Grief is probably the most common feeling we felt this year, regardless if the loss you experienced was for a person or not. We experienced so many losses this year -- lives, jobs, and the old normal.
"I feel like present circumstances made grief so communal to everyone as opposed to literal loss we're used to experienceing," said Issa Canlas, a student from UP Diliman. "Also there's grief over how things have changed so much? Napaka-meta nito but I honestly feel like I'm also mourning my old self because of how much I changed this year," she said.
15. Toxic Positivity
When a series of typhoons inundated communities in late 2020, voices online called out government officials for once again taking advantage of Filipino resiliency. This act of toxic positivity is problematic and must no longer be glorified, they said.
According to Twitter user @makidlr, positivity is okay as it allows us to make use of courage in every situation, but "it's important that we learn to draw boundaries between which positivity is right for every setback." In the case of those struck by disasters this year, moving forward should be met with seeking accountability.
Naol is short for sana all a Filipino term which means "“I hope everyone experiences that”, according to the Urban Dictionary. It's a fairly new phrase which came up in recent years, but this year, Filipinos made heavy use of the word as the pandemic highlighted many inequalities.
According to Bianca Aquino, naol is her most used word of the year probably because of how envious she felt most times. "Nakakainggit talaga eh kunyari Korea or Taiwan, ang ayos ng government nila especially in terms of COVID response... Lahat sila nakakalabas unlike dito satin, nakalockdown pa rin," she said.
"Yung iba naman dito sa Pilipinas, yung mga 'go lang travel pa more,' napapa-naol ka rin kasi di naman lahat may ganong luxury," she said.
Pandemic is Merriam-Webster's word of the year, but for the young people joking online, it should have been the full phrase: "amid the pandemic." How many times did you see that line written this year?
The year 2020 is definitely one of the books for holding the record of putting us through so much shit. As if there weren't enough curseworthy events happening already to us collectively, one said she retrenched from her job and her boyfriend's life at the same time.
"No job, no jowa. Life is f*cked. Tinanggal ako [from work]. Same sa ex ko na tinanggal din ako sa life nya," she said.

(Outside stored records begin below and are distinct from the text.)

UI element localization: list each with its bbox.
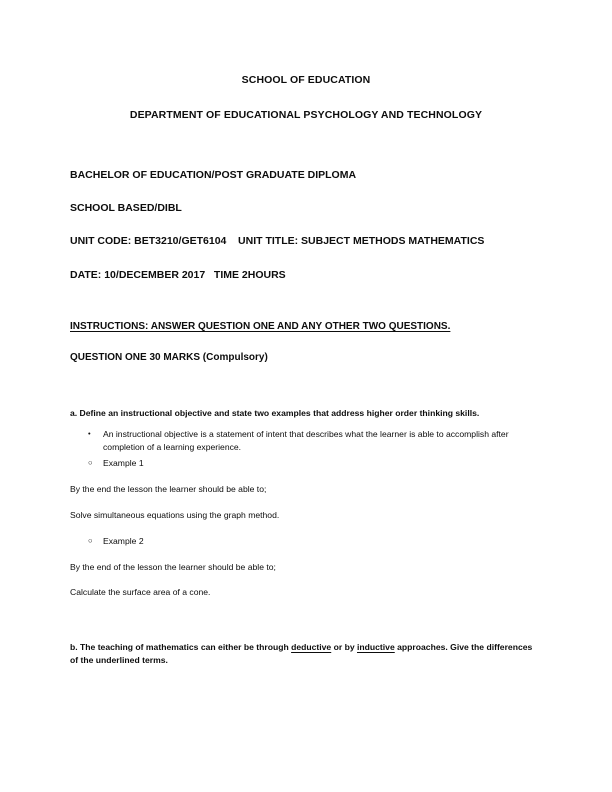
- question-a-list: [70, 428, 542, 470]
- question-b-term-inductive: inductive: [357, 642, 395, 653]
- example-1-objective: Solve simultaneous equations using the graph method.: [70, 509, 280, 520]
- example-1-stem: By the end the lesson the learner should be able to;: [70, 483, 267, 494]
- list-item: [70, 457, 542, 470]
- question-a-list-2: [70, 535, 542, 548]
- circle-bullet-icon: ○: [88, 535, 93, 545]
- question-b-heading: [70, 641, 536, 667]
- example-2-label: Example 2: [103, 535, 144, 546]
- instructions-line: INSTRUCTIONS: ANSWER QUESTION ONE AND ANY OTHER TWO QUESTIONS.: [70, 320, 451, 332]
- list-item: [70, 428, 542, 454]
- example-2-stem: By the end of the lesson the learner should be able to;: [70, 561, 276, 572]
- study-mode-line: SCHOOL BASED/DIBL: [70, 201, 182, 214]
- example-2-objective: Calculate the surface area of a cone.: [70, 587, 211, 598]
- question-one-header: QUESTION ONE 30 MARKS (Compulsory): [70, 351, 268, 363]
- degree-line: BACHELOR OF EDUCATION/POST GRADUATE DIPLOMA: [70, 169, 357, 182]
- instructional-objective-definition: An instructional objective is a statement of intent that describes what the learner is able to accomplish after completion of a learning experience.: [103, 429, 509, 453]
- circle-bullet-icon: ○: [88, 457, 93, 467]
- department-heading: DEPARTMENT OF EDUCATIONAL PSYCHOLOGY AND TECHNOLOGY: [129, 108, 483, 121]
- school-heading: SCHOOL OF EDUCATION: [241, 74, 371, 86]
- example-1-label: Example 1: [103, 457, 144, 468]
- question-b-term-deductive: deductive: [291, 642, 332, 653]
- list-item: [70, 535, 542, 548]
- question-a-heading: a. Define an instructional objective and state two examples that address higher order thinking skills.: [70, 407, 480, 418]
- question-b-middle: or by: [331, 642, 358, 653]
- unit-code-title-line: UNIT CODE: BET3210/GET6104 UNIT TITLE: SUBJECT METHODS MATHEMATICS: [70, 235, 485, 248]
- question-b-suffix: approaches. Give the differences of the underlined terms.: [70, 642, 533, 666]
- question-b-prefix: b. The teaching of mathematics can either be through: [70, 642, 292, 653]
- page-content: [70, 0, 542, 667]
- disc-bullet-icon: •: [88, 429, 91, 439]
- date-time-line: DATE: 10/DECEMBER 2017 TIME 2HOURS: [70, 268, 286, 281]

Well, this really was a year that needed a lot of explaining. The world searched "why" more than ever, Google said so in their year-ender video:
Reportr was also born this year to explain the news to you. For fresh graduate Maget Igcasan, the word became more of an existensial question: "Why are these things happening in my time?"
Cancel 2020 is something we often heard young people say this year, but if you're reading this, one way or another, somehow you made it through and survived. Back in January, popular Netflix show BoJack Horseman ended its six-season run with this lesson: “Sometimes life's a bitch and then you keep living.” It sums up what survival means in a year fraught with crises and disasters.

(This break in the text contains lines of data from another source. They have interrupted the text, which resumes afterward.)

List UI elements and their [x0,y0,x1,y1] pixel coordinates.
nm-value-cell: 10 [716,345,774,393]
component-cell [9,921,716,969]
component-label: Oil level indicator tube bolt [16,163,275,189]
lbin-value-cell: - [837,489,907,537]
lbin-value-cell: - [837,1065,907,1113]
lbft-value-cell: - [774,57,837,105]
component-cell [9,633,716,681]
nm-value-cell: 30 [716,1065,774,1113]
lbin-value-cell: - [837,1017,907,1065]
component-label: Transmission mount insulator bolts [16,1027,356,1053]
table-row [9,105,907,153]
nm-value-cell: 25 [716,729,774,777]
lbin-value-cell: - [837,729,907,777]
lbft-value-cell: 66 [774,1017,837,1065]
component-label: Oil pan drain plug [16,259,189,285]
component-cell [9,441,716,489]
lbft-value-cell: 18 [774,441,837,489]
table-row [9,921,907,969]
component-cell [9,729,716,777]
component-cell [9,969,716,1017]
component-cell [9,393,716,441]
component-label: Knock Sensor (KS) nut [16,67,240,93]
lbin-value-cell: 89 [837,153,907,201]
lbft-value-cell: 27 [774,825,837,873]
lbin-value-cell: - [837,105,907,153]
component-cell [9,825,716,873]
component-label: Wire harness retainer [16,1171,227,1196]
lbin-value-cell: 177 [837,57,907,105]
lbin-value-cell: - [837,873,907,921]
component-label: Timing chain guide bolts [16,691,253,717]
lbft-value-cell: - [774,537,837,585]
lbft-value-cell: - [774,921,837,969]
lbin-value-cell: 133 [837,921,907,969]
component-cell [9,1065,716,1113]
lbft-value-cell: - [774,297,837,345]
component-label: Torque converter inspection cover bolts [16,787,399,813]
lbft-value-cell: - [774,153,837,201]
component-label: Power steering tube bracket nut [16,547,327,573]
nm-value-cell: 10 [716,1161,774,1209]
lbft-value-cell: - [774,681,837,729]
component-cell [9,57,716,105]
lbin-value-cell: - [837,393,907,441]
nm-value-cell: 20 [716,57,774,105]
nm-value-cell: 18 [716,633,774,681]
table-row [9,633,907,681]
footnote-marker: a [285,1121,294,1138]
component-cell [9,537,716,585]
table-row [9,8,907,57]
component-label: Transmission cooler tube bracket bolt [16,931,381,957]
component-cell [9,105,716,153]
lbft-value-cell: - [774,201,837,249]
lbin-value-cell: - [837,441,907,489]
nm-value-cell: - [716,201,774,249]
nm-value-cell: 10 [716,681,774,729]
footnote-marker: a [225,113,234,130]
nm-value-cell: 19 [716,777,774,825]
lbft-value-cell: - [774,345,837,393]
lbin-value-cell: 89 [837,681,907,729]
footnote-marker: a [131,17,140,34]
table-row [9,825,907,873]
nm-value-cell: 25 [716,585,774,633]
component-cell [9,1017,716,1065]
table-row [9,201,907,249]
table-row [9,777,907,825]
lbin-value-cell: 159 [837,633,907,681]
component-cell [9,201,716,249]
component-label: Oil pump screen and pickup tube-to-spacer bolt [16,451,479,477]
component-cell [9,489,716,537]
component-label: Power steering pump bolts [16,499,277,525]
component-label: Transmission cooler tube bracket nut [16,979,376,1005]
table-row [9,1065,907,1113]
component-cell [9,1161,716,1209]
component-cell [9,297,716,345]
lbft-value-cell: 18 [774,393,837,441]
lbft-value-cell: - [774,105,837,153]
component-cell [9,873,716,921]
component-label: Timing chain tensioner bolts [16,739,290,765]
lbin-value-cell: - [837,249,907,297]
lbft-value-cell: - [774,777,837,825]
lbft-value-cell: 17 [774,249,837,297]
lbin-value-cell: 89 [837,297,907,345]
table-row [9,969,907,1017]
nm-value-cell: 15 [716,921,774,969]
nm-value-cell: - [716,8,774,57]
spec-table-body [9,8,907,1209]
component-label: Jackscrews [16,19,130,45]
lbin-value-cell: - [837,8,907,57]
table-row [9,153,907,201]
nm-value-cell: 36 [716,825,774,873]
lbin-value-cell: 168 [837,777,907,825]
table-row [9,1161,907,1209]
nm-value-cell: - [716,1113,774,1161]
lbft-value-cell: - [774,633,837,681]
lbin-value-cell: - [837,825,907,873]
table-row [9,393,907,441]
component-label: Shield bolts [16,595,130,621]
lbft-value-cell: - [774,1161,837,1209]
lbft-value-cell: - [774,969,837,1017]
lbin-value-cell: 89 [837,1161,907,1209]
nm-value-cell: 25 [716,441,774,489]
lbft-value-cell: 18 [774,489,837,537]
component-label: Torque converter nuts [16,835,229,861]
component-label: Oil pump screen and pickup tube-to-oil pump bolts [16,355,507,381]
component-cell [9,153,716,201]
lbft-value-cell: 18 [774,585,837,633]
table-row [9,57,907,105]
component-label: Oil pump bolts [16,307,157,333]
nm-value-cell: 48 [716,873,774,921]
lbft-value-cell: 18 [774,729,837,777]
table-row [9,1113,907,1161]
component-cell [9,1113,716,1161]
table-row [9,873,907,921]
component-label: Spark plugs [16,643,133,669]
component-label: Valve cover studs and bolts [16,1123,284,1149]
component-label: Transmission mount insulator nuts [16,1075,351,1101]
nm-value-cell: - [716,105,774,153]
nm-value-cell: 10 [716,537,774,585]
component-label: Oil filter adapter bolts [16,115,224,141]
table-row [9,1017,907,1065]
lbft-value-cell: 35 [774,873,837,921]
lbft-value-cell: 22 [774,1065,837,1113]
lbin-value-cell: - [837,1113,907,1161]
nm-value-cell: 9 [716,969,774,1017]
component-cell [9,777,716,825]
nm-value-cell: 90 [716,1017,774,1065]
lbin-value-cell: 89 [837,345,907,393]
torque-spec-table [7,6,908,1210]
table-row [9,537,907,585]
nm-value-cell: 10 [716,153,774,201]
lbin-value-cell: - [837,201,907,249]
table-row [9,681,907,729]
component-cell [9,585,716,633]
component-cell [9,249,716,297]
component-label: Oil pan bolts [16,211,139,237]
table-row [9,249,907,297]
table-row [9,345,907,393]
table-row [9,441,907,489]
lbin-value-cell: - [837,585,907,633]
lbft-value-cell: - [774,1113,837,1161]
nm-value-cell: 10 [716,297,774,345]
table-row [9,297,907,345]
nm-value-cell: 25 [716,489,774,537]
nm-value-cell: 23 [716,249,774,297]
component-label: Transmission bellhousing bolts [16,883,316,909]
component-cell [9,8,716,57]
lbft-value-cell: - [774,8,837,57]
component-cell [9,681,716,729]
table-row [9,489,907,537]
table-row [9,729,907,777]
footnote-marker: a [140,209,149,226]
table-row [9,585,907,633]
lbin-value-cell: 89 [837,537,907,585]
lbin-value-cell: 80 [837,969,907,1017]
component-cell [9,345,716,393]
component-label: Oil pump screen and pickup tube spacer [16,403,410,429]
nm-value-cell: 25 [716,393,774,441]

"People have no other choice but to survive on whatever they have," said fresh graduate Gertie Farenas, who chose 'survival' as her word of the year. Months after graduating, she is still trying to find a job in order to help her family. She also wants to "contribute as a citizen" in taxes or in donations to private entities, having witnessed how many Filipinos this year needed relief.
But surviving 2020 is only a prelude to something bigger, she said. What comes next? Voting, according to Farenas.
"People should realize by now that they have the power to change the course of things in government," she said.